The author Henry Basset's 'Red Sky Alliance' records in his blog (http://henrybasset.blogspot.co.uk/2013/02/attackers-collaborate-defenders-are.html):
"20-50 compromised computers per day (7 days/week) could (should) be expected."
The article does not state that 20-50 will happen daily. Moreover, it is very difficult to reconcile how events happening on weekdays will equally occur in the same percentage on weekends due to staff not working at that time, thus terminals not being used in the workplace, which is another factor suggesting the statement is geared towards forecast or contigency rather than actual fact.
It is not entirely clear either that the 'inventory computers' could corroborate a computer identified in that inventory being the disruptive source, as opposed to merely being a compromised device, thus repetition of events could continue to be propagated against that same device. A reason for that is that an inventory of computers may not take account for 'BYOD devices' (http://www.trewmte.blogspot.co.uk/2013/01/smartphone-byod.html), which, quite horrifically, are being proposed for business. Laundering such ideas as relevant, cost-effective (sorry, a cheap way for a company to provide IT/comms without cost to the company) and a must-have, apparently, on employee-centric wish-lists crudely ignores common-sense security policies, practices and procedures. Moreover, BYOD is more likely to increase the chances of ICT (information communications technology) disruption/compromise, which is crudely labelled 'cyber attack/crime'. Cyber attack/crime is itself is being used in an attempt to downgrade the important differences and characteristics between science technologies by applying to them a technology-neutral title, 'cyber' (c.f. Andrea C Simmons comments about cyber wrapping http://www.bcs.org/content/conBlogPost/1861 )

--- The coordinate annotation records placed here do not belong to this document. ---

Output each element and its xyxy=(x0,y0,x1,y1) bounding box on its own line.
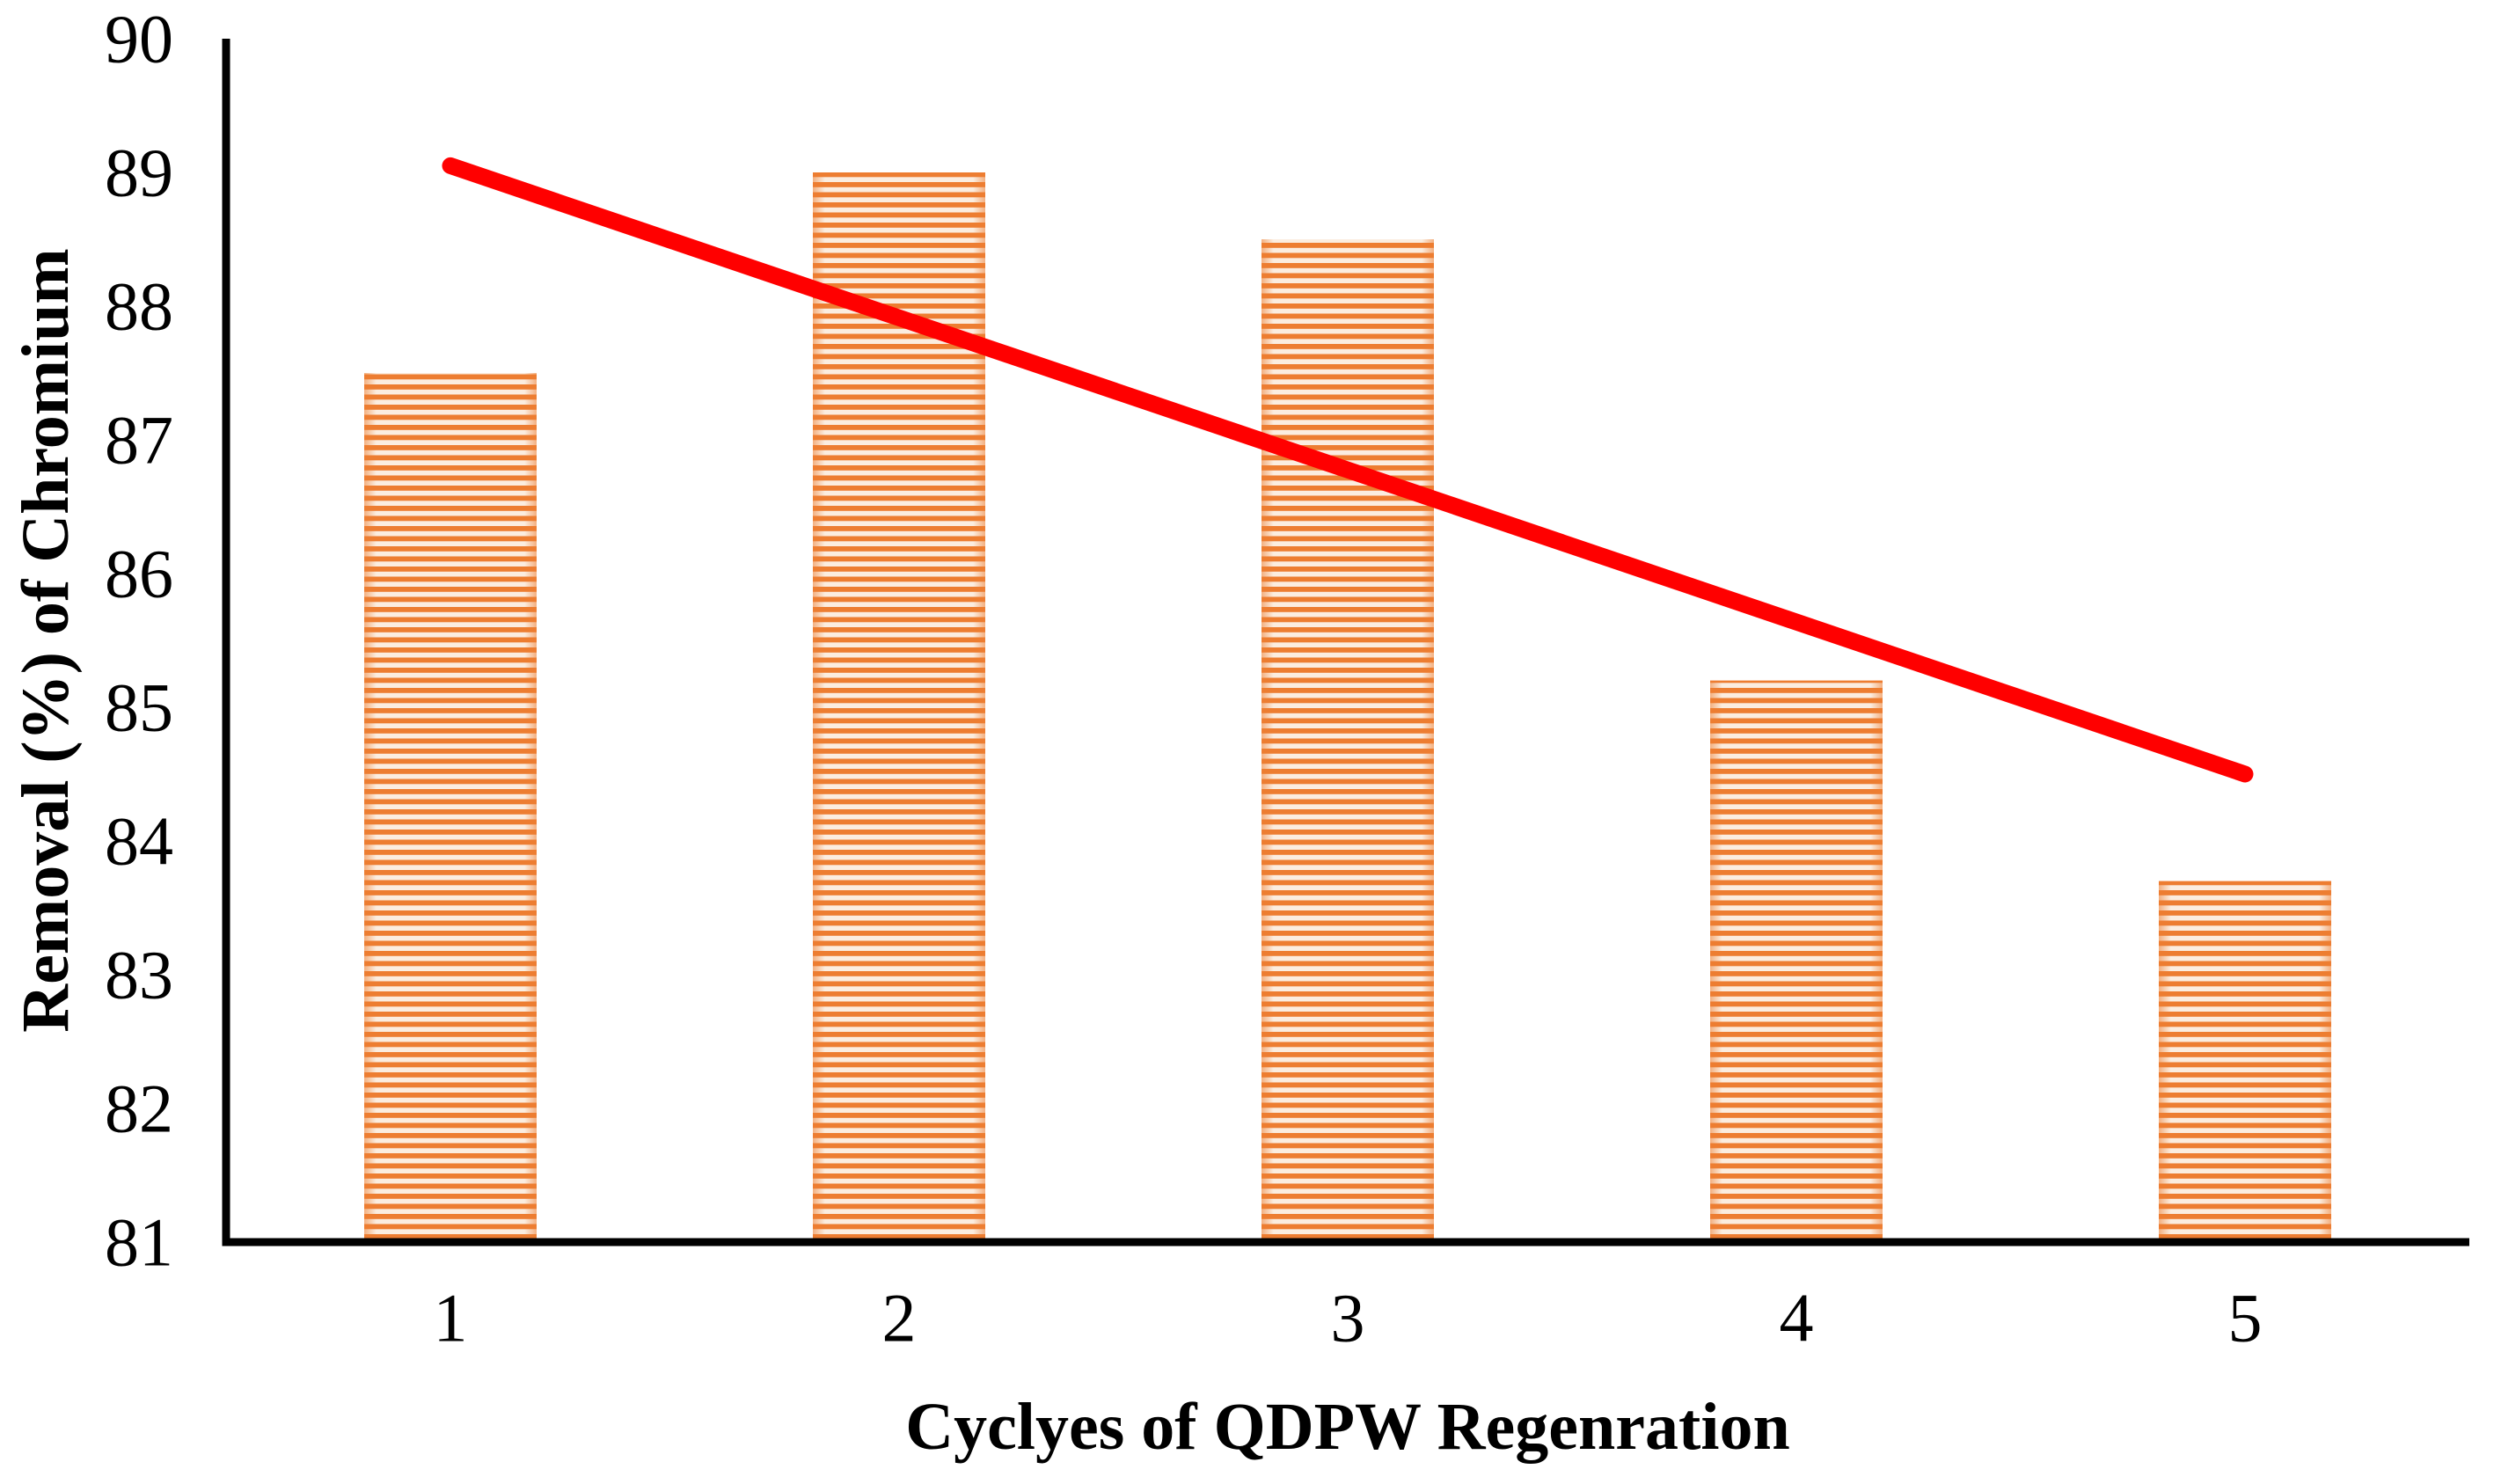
y-tick-label-88: 88 xyxy=(105,268,173,345)
x-tick-label-1: 1 xyxy=(434,1280,468,1356)
x-tick-labels: 1 2 3 4 5 xyxy=(434,1280,2263,1356)
x-tick-label-5: 5 xyxy=(2228,1280,2263,1356)
y-tick-label-81: 81 xyxy=(105,1204,173,1281)
bar-cycle-2 xyxy=(813,172,985,1242)
bars-layer xyxy=(364,172,2331,1242)
bar-edge-shading xyxy=(2159,881,2331,1242)
x-tick-label-3: 3 xyxy=(1331,1280,1365,1356)
x-tick-label-2: 2 xyxy=(882,1280,917,1356)
y-tick-label-87: 87 xyxy=(105,402,173,479)
y-tick-label-83: 83 xyxy=(105,937,173,1013)
x-tick-label-4: 4 xyxy=(1780,1280,1814,1356)
y-tick-label-90: 90 xyxy=(105,1,173,77)
bar-cycle-1 xyxy=(364,373,537,1242)
bar-edge-shading xyxy=(364,373,537,1242)
y-tick-label-85: 85 xyxy=(105,669,173,746)
y-tick-labels: 90 89 88 87 86 85 84 83 82 81 xyxy=(105,1,173,1281)
bar-edge-shading xyxy=(813,172,985,1242)
y-tick-label-84: 84 xyxy=(105,803,173,880)
y-tick-label-82: 82 xyxy=(105,1071,173,1147)
trendline xyxy=(442,157,2254,783)
x-axis-title: Cyclyes of QDPW Regenration xyxy=(905,1390,1789,1464)
y-axis-title: Removal (%) of Chromium xyxy=(9,248,83,1032)
bar-cycle-5 xyxy=(2159,881,2331,1242)
bar-cycle-3 xyxy=(1261,239,1434,1242)
bar-cycle-4 xyxy=(1710,680,1883,1242)
y-tick-label-86: 86 xyxy=(105,536,173,612)
bar-edge-shading xyxy=(1710,680,1883,1242)
y-tick-label-89: 89 xyxy=(105,135,173,211)
axes-layer xyxy=(222,39,2469,1246)
bar-edge-shading xyxy=(1261,239,1434,1242)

Promulgating the noun/adjective/verb 'cyber-', lauded as the title of the next big threat to the World will in itself generate changes down the line eventually forcing Governments to create localised technology standards to deliberately undermine and reduce the chances of global cyber attacks/crimes occuring based upon common code used by many countries. This perhaps can be illustrated in terms of the enormous economic and fiscal effort that has gone into maintaining the 'Euro' contrasted with the 'British Pound'. Were it the case the Euro actually went down the localised British Pound would still be there. Local individual currency proving a far sounder bet than global common currency. Or looked at from a different angle, if a local individual currency did go down it wouldn't drag down other currencies partners. This tends to reinforce the positive that 'local standards' offer far better security and protection but minimises disruption, whereas global standards create the greater threat of 'one hit, hits all'.